Riam pun memutuskan untuk memulai serangan. Ia menargetkan sebuah hook, menjadikan pelipis kiri Denis sebagai sasaran. Yang sayangnya tidak terlalu berhasil karena Denis telah menekuk kakinya, membuat Riam meninju udara, untuk selanjutnya membalas Riam dengan uppercut tajam.

Pukulan itu membuat dunianya terguncang selama beberapa saat. Riam menggigit keras gamsil (pelindung gigi)-nya, merasakan tubuhnya terdorong dengan keras ke belakang dan pandangannya mengalami disorientasi. Ia menyeka hidungnya dengan lengan, menemukan darah. Lalu, dunianya mengabur.

Dan tiba-tiba saja, kejadian tadi siang yang berusaha keras ia singkirkan membanjirinya seperti air bah.

Ducati Desmosedici D16RR itu membelah jalan raya, menyalip gesit di antara baris mobil-mobil dan kendaraan lain yang terhambat dengan padatnya jalanan. Bagi Riam, hal itu tidak berlaku. Berkendara dengan kecepatan tinggi membuatnya merasa melayang, membuatnya merasa ... bebas. Meskipun bahaya yang ditanggung tidak bisa diremehkan.

Ia baru melambatkan laju motornya dan menepikannya di bawah pohon di pinggir jalan ketika merasakan ponsel di sakunya terus bergetar tanpa henti. Seolah penelepon di sana tidak akan menyerah sebelum mendapat jawaban. Dan Riam tahu pelakunya.

Ketika ia mengeluarkan ponsel, panggilan itu telah terputus. Lima panggilan tidak terjawab dan satu pesan masuk memenuhi kotak pemberitahuannya. Riam membuka pesan masuk.

Dari: Mama

Pesan: Mama hari ini lembur lagi. Kalau mau mau makan, ada makanan dalam kulkas, tinggal panasin. Atau kalau mau yang lain order delievery, ya. Jangan lupa les kamu nanti sore.

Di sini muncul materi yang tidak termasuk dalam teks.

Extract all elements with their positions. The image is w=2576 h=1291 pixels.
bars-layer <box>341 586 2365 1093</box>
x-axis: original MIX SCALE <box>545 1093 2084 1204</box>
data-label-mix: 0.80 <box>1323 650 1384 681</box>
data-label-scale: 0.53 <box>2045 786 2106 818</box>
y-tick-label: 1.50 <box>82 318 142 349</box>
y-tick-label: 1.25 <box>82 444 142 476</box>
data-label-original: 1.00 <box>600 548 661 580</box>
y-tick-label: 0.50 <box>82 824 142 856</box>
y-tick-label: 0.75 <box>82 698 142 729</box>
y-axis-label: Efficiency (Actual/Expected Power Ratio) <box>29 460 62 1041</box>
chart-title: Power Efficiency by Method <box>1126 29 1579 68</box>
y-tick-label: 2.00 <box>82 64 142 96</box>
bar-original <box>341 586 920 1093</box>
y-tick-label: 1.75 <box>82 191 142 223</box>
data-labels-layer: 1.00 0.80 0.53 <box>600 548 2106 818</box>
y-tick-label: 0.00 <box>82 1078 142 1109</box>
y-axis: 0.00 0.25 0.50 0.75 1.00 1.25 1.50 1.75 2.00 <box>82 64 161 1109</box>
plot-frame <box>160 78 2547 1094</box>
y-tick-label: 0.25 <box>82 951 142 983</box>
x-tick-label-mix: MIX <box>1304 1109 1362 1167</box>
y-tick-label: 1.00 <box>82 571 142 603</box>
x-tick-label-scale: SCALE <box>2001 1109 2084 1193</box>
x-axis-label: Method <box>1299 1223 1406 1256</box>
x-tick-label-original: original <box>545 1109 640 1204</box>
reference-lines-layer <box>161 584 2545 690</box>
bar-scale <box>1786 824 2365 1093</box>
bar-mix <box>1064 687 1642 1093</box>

Pesan serupa dapat ditemukan di atasnya, berderet-deret. Selalu pesan yang sama. Riam baru mengecek pelaku panggilan tidak terjawabnya ketika ponselnya bergetar kembali. Pelaku yang sama. Kali ini, Riam melepaskan helm dan mengangkatnya.

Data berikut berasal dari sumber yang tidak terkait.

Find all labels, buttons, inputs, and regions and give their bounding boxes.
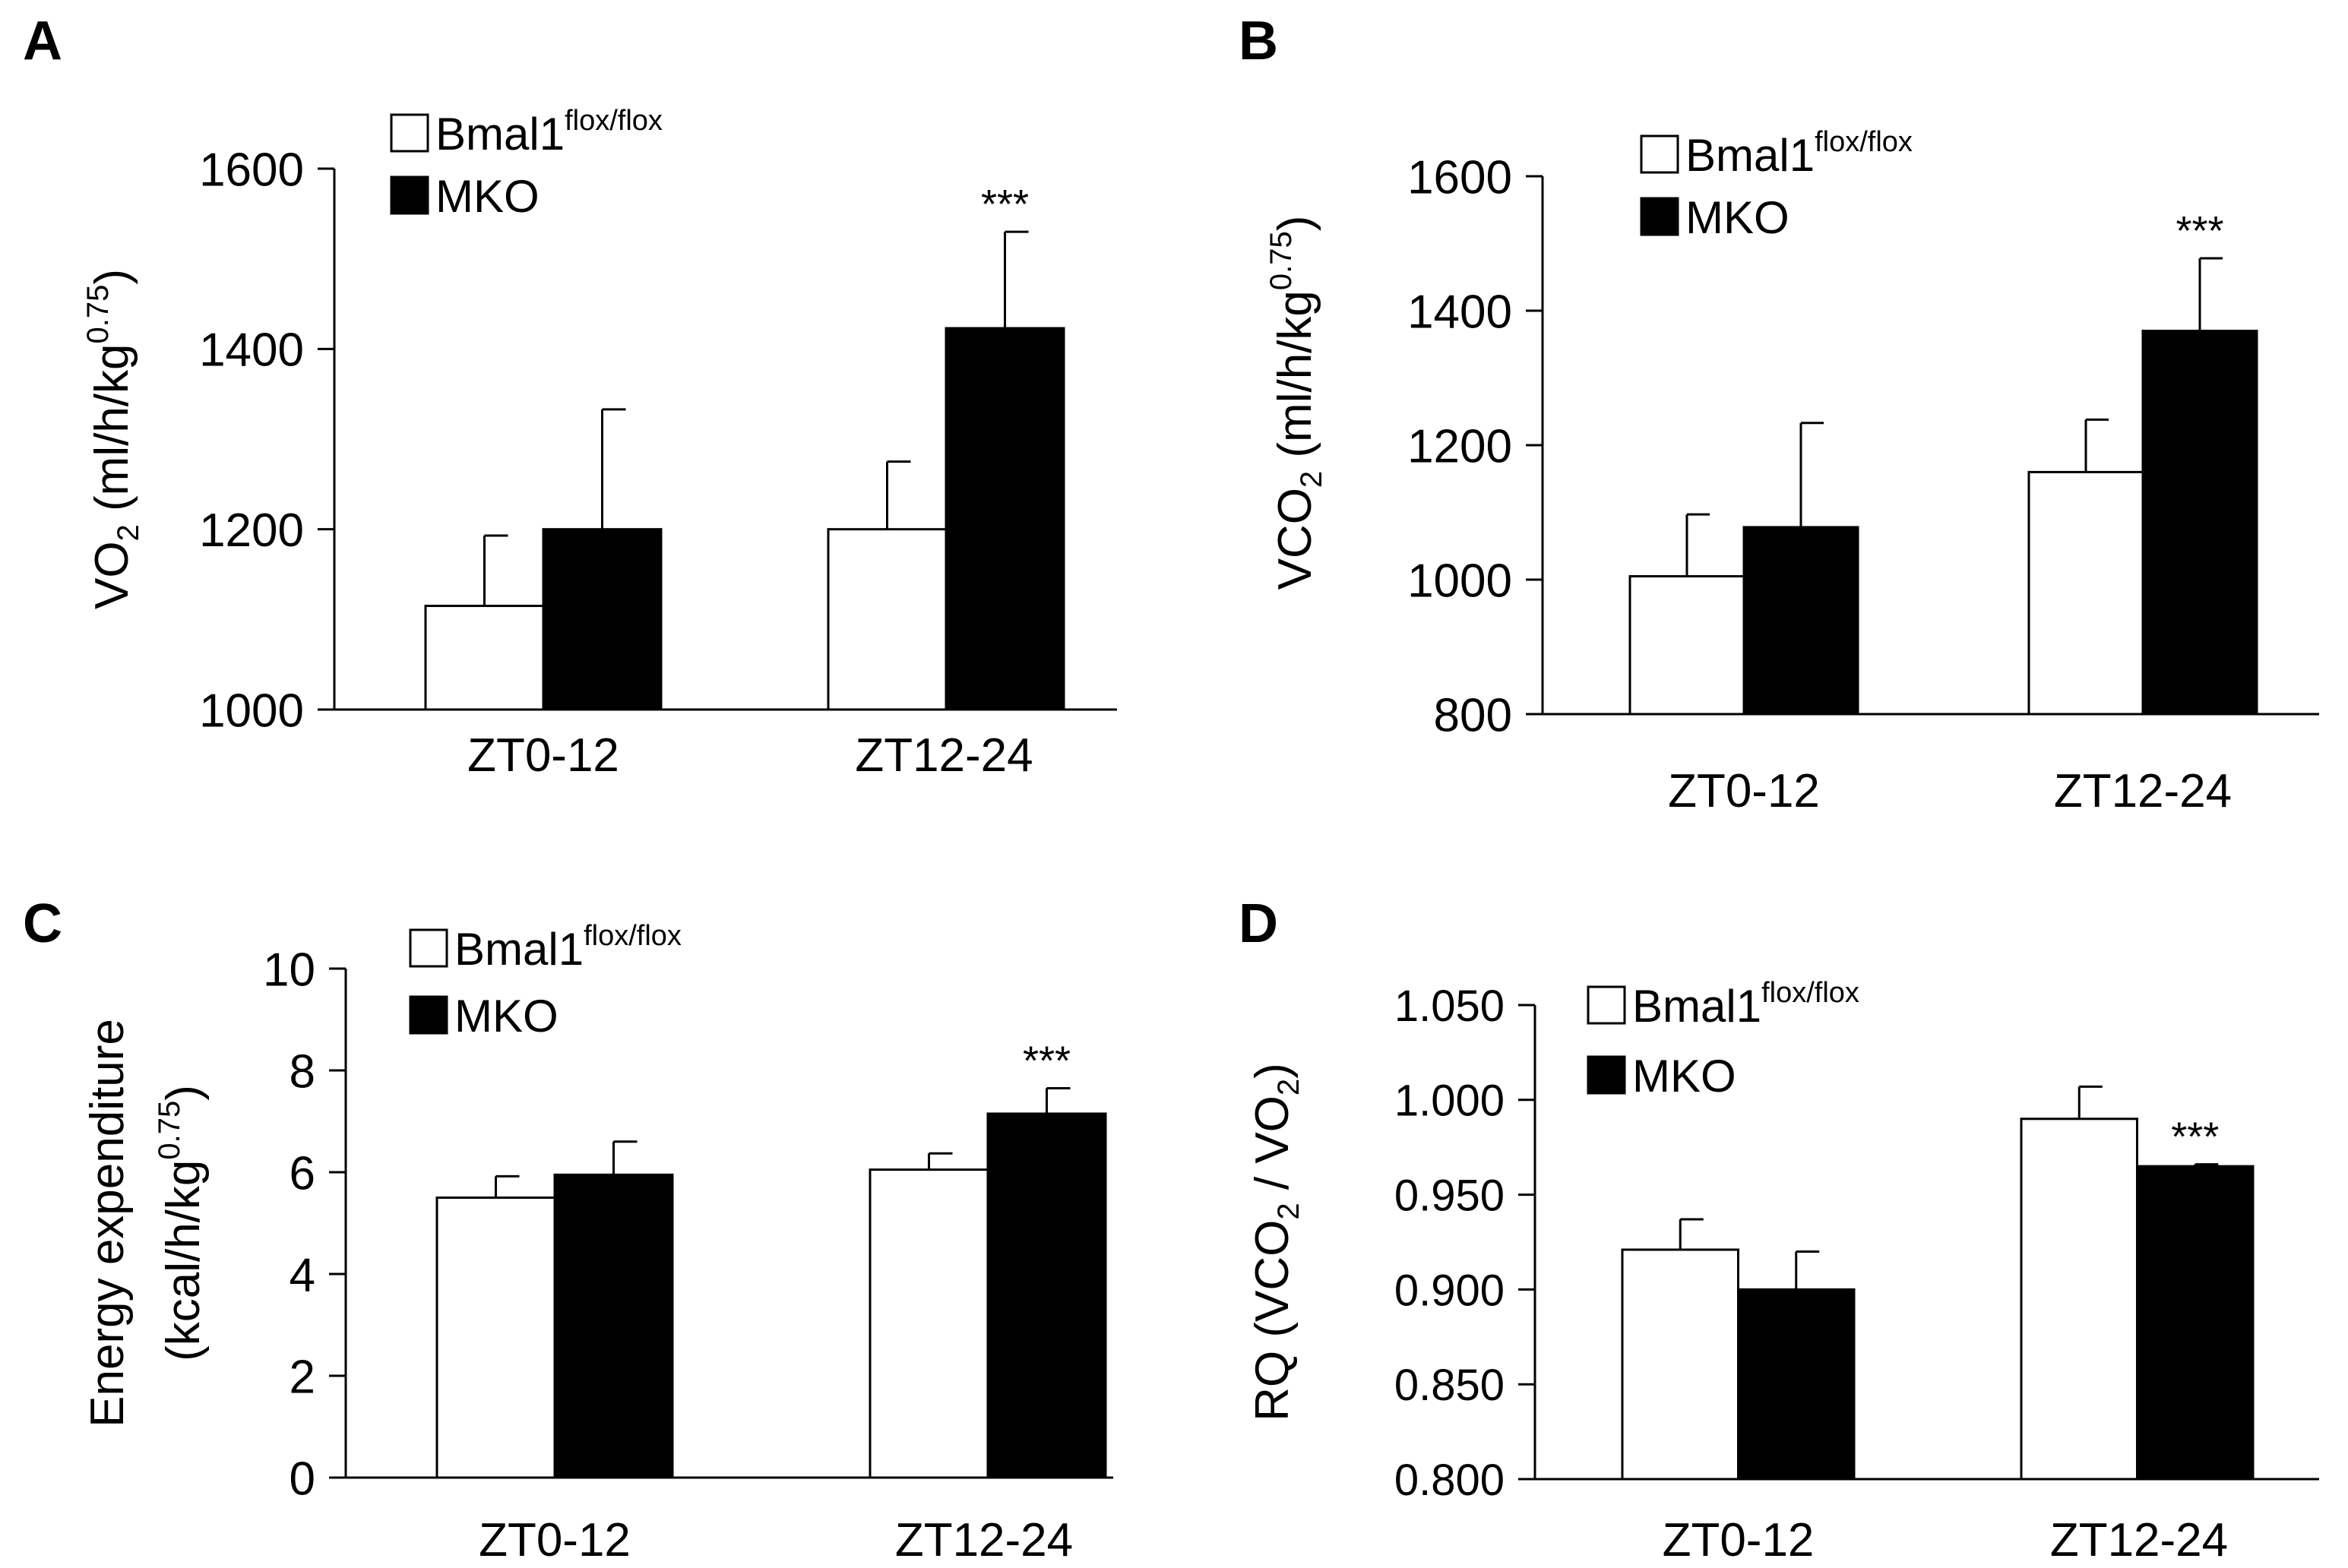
y-tick-label: 10 xyxy=(263,944,315,996)
y-axis-label-line1: Energy expenditure xyxy=(81,1019,134,1427)
significance-label: *** xyxy=(1023,1038,1071,1083)
y-tick-label: 0.800 xyxy=(1394,1456,1505,1505)
y-tick-label: 0 xyxy=(290,1453,315,1505)
bar-mko-zt12-24 xyxy=(986,1112,1107,1479)
bar-mko-zt12-24 xyxy=(2136,1165,2255,1481)
y-tick-label: 8 xyxy=(290,1045,315,1098)
x-tick-label: ZT0-12 xyxy=(467,729,619,782)
legend-label-bmal1: Bmal1flox/flox xyxy=(1685,126,1913,181)
bar-mko-zt0-12 xyxy=(1742,526,1859,716)
significance-label: *** xyxy=(2171,1114,2219,1160)
legend-label-bmal1: Bmal1flox/flox xyxy=(1632,977,1859,1032)
y-tick-label: 6 xyxy=(290,1147,315,1200)
x-tick-label: ZT0-12 xyxy=(479,1514,631,1566)
x-tick-label: ZT0-12 xyxy=(1663,1514,1815,1566)
y-tick-label: 4 xyxy=(290,1249,315,1301)
bar-mko-zt0-12 xyxy=(553,1173,674,1479)
y-tick-label: 1400 xyxy=(199,324,304,377)
y-tick-label: 0.950 xyxy=(1394,1171,1505,1220)
legend-swatch-mko xyxy=(390,175,429,215)
y-tick-label: 800 xyxy=(1434,689,1512,741)
y-tick-label: 0.850 xyxy=(1394,1361,1505,1410)
legend-label-bmal1: Bmal1flox/flox xyxy=(435,105,663,160)
significance-label: *** xyxy=(2176,208,2223,254)
y-axis-label: (kcal/h/kg0.75) xyxy=(153,1085,210,1361)
bar-mko-zt12-24 xyxy=(945,327,1065,711)
panel-letter-d: D xyxy=(1239,893,1278,954)
legend-swatch-bmal1 xyxy=(390,113,429,153)
bar-bmal1-zt0-12 xyxy=(1621,1248,1739,1481)
panel-c: C 0 2 4 6 8 10 ZT0-12 ZT12-24 *** Bmal1flox/flox MK… xyxy=(23,893,1113,1566)
panel-a: A 1000 1200 1400 1600 ZT0-12 ZT12-24 *** Bmal1fl… xyxy=(23,11,1117,782)
y-axis-label: VCO2 (ml/h/kg0.75) xyxy=(1264,216,1328,590)
bar-mko-zt0-12 xyxy=(542,528,663,711)
y-tick-label: 2 xyxy=(290,1351,315,1403)
panel-d: D 0.800 0.850 0.900 0.950 1.000 1.050 ZT0-12 ZT1… xyxy=(1239,893,2319,1566)
legend-swatch-bmal1 xyxy=(409,928,448,968)
panel-letter-b: B xyxy=(1239,11,1278,71)
significance-label: *** xyxy=(981,182,1029,227)
x-tick-label: ZT12-24 xyxy=(895,1514,1073,1566)
bar-bmal1-zt12-24 xyxy=(869,1168,989,1479)
bar-mko-zt12-24 xyxy=(2141,330,2258,716)
legend-label-mko: MKO xyxy=(1685,192,1789,243)
y-axis-label: VO2 (ml/h/kg0.75) xyxy=(81,269,145,609)
legend-label-mko: MKO xyxy=(454,991,559,1042)
bar-bmal1-zt0-12 xyxy=(435,1197,556,1479)
bar-bmal1-zt12-24 xyxy=(2027,470,2144,716)
y-tick-label: 1.000 xyxy=(1394,1076,1505,1126)
bar-bmal1-zt0-12 xyxy=(1628,575,1745,716)
legend-swatch-mko xyxy=(1640,197,1679,236)
x-tick-label: ZT12-24 xyxy=(2054,765,2232,817)
y-tick-label: 1200 xyxy=(1407,420,1512,473)
legend-label-bmal1: Bmal1flox/flox xyxy=(454,920,682,975)
panel-letter-a: A xyxy=(23,11,62,71)
panel-b: B 800 1000 1200 1400 1600 ZT0-12 ZT12-24 *** Bmal… xyxy=(1239,11,2319,817)
legend-swatch-mko xyxy=(1587,1055,1626,1095)
x-tick-label: ZT0-12 xyxy=(1668,765,1820,817)
y-tick-label: 1600 xyxy=(1407,151,1512,204)
legend-label-mko: MKO xyxy=(435,171,540,222)
y-axis-label: RQ (VCO2 / VO2) xyxy=(1246,1063,1305,1421)
bar-bmal1-zt12-24 xyxy=(2020,1118,2138,1481)
x-tick-label: ZT12-24 xyxy=(855,729,1033,782)
y-tick-label: 1000 xyxy=(199,684,304,737)
x-tick-label: ZT12-24 xyxy=(2050,1514,2228,1566)
bar-bmal1-zt12-24 xyxy=(827,528,948,711)
bar-mko-zt0-12 xyxy=(1737,1288,1856,1481)
panel-letter-c: C xyxy=(23,893,62,954)
y-tick-label: 1.050 xyxy=(1394,982,1505,1031)
y-tick-label: 1400 xyxy=(1407,286,1512,338)
legend-swatch-bmal1 xyxy=(1587,985,1626,1025)
bar-bmal1-zt0-12 xyxy=(424,605,545,711)
legend-swatch-bmal1 xyxy=(1640,134,1679,174)
y-tick-label: 1000 xyxy=(1407,555,1512,607)
legend-label-mko: MKO xyxy=(1632,1051,1736,1102)
y-tick-label: 1200 xyxy=(199,504,304,557)
y-tick-label: 0.900 xyxy=(1394,1266,1505,1315)
y-tick-label: 1600 xyxy=(199,144,304,196)
legend-swatch-mko xyxy=(409,995,448,1035)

"Apa?" tanyanya, dengan nada yang kata Mitha selalu seperti tidak ingin diganggu, seolah Riam adalah baju lebaran yang masih baru keluar dari pabrik dan Mitha adalah percikan lumpur yang berusaha menodainya.

Mitha menyambar di seberang sana. "Lo dimana sih, Am? Gue cariin dari tadi! Ngumpet dimana, ha?!"

"Pulang."

Ada jeda sesaat. Riam menjauhkan ponsel dari telinganya, tahu apa yang akan terjadi.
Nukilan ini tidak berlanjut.